Ukraine and Russia interested in nuclear plant ceasefire
OREANDA-NEWS Russia and Ukraine are interested in the International Atomic Energy Agency plan to create a “protection zone” around the Zaporozhye nuclear power plant, IAEA Director General Rafael Grossi said on Monday. While there has been no agreement yet, Grossi said both sides are “engaging” and have questions about the proposal.
Speaking with reporters, the IAEA chief said the proposed “nuclear safety and security protection zone” would “include” a ceasefire and “may include other things,” according to Reuters.
“Basically it's a commitment that no military action will include or will imply aiming, of course, at the plant, or a radius that could be affecting its normal operation. This is what we expect,” he said. “Diplomatic caution and professionalism requires prudence, but what I see is two sides that are engaging with us, that are asking questions, lots of questions.”
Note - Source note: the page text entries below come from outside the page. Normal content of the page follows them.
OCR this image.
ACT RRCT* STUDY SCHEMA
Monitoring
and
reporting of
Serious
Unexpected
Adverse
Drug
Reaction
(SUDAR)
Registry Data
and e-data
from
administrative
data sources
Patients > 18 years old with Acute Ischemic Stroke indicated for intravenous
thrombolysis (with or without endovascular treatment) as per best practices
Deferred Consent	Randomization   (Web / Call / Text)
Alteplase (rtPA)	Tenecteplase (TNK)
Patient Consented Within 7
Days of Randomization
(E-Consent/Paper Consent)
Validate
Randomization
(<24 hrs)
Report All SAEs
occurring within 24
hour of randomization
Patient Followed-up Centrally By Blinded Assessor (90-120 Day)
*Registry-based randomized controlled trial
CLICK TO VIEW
Grossi led a team of IAEA inspectors to the Zaporozhye NPP and nearby Energodar at the start of September. They observed the damage from artillery attacks on the Russian-controlled facility but declined to attribute blame.
Moscow has registered almost 30 attacks on the facility since July, including at least two attempts by Ukrainian troops to storm the power plant – even as IAEA inspectors were visiting. Kiev has accused Russia of staging the shelling to discredit Ukraine, even though its military eventually admitted to targeting the area.
Kremlin spokesman Dmitry Peskov told reporters on Monday that there was “no discussion about the withdrawal of troops” from the Zaporozhye NPP. “The discussion is about forcing the Ukrainian side to stop the barbaric shelling of the facilities on the territory of the plant, which could lead to sad and catastrophic consequences,” Peskov said during a press briefing.
The Zaporozhye NPP, Europe’s largest, consists of six reactor blocks. The last of them was shut down on Sunday, with the local military-civilian administration citing the risks of continued Ukrainian shelling. According to Grossi, that is still not enough to avoid a nuclear meltdown, as the reactors require external power supply to operate safely.
Two IAEA officials are currently stationed at the Zaporozhye plant, as part of the agency’s “continuous presence” on the site.